I’ve worked on Data Science projects and delivered Machine Learning models both in production code and more research type work at a few companies now. Some of these companies were around the Seed stage/ Series A stage and some are established companies listed on stock exchanges. The aim of this article is to simply share what I’ve learned — I don’t think I know everything. I think my audience consists of both managers and technical specialists who’ve just started working in the corporate world — perhaps after some years in Academia or in a Startup. My aim is to simply articulate some of the problems, and propose some solutions — and highlight the importance of culture in enabling data science.
I’ve been reflecting over the years as a practitioner why some of this ‘big data’ stuff is hard to do. I’ll present in this article a take that’s similar to some other commentary on the internet, so this won’t be unusual.

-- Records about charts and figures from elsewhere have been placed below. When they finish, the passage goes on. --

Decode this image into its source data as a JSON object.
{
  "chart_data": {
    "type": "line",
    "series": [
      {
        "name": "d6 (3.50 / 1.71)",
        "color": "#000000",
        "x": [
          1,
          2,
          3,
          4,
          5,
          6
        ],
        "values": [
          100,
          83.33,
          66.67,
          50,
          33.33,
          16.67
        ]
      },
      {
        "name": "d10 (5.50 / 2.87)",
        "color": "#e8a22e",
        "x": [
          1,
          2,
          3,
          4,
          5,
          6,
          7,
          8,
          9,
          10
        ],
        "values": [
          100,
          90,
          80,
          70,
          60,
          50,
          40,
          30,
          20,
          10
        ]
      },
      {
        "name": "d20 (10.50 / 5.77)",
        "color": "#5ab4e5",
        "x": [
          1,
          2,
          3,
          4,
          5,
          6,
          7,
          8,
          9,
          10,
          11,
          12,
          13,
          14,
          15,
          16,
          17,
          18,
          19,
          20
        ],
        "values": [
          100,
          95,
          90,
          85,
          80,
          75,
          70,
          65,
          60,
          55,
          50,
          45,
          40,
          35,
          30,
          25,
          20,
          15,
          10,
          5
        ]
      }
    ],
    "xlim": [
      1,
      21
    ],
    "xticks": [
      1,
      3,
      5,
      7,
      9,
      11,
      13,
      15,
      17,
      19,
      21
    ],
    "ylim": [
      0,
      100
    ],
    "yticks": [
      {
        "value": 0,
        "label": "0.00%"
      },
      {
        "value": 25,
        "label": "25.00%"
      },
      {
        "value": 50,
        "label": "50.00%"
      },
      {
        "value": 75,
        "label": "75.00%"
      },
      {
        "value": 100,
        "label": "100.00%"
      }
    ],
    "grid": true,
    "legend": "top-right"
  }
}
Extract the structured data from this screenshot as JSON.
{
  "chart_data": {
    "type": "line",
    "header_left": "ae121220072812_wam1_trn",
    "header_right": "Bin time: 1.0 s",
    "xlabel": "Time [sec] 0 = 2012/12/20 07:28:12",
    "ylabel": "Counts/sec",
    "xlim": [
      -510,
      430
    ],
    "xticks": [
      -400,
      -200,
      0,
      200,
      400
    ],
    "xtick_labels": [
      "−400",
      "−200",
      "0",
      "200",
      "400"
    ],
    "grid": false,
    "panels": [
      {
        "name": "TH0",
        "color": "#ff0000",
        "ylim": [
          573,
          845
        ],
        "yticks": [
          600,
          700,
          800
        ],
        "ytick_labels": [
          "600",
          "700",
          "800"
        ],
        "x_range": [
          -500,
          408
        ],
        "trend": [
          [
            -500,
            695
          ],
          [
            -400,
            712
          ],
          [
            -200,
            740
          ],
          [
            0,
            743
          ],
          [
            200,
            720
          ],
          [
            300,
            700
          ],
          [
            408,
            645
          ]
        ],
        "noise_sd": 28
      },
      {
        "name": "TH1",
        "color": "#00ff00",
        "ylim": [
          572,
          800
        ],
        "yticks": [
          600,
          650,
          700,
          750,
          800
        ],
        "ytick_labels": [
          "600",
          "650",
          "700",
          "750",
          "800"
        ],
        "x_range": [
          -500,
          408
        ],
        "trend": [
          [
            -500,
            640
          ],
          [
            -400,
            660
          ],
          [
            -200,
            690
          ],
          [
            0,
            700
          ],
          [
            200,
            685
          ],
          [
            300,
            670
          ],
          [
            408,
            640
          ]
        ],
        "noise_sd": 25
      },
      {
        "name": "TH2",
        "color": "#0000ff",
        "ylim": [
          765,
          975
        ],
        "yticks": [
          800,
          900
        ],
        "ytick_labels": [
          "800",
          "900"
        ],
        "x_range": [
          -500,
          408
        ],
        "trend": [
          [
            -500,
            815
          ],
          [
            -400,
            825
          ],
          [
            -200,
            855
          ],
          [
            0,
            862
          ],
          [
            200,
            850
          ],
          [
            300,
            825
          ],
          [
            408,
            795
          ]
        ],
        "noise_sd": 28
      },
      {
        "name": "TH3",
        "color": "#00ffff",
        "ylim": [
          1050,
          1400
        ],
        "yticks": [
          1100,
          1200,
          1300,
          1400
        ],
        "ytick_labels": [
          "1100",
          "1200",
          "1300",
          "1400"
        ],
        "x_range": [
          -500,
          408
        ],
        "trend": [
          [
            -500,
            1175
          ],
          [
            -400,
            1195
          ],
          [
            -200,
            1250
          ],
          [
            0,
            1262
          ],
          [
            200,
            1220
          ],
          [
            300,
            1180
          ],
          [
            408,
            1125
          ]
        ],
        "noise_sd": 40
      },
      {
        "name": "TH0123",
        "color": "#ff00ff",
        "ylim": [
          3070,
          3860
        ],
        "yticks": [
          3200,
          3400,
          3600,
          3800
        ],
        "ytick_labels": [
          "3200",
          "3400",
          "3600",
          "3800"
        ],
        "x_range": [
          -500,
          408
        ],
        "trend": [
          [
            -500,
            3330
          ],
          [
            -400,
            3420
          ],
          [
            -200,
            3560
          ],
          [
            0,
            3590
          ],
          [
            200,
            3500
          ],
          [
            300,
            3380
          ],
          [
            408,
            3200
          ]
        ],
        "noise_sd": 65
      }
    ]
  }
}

My views are inspired by http://mattturck.com/2016/02/01/big-data-landscape/ in this article Matt says:
Big Data success is not about implementing one piece of technology (like Hadoop or anything else), but instead requires putting together an assembly line of technologies, people and processes. You need to capture data, store data, clean data, query data, analyse data, visualise data. Some of this will be done by products, and some of it will be done by humans. Everything needs to be integrated seamlessly. Ultimately, for all of this to work, the entire company, starting from senior management, needs to commit to building a data-driven culture, where Big Data is not “a” thing, but “the” thing.
Often while speaking about our nascent profession with friends working in other companies we speak about ‘change management’. Change is very hard — particularly for established and non-digital native companies, companies who don’t produce e-commerce websites, social networks or search engines. These companies often have legacy infrastructure and don’t necessarily have technical product managers nor technical cultures. Also for them traditional Business Intelligence systems work quite well — reporting is done correctly, and it’s hard to make a case for machine learning in risk-averse environments like that.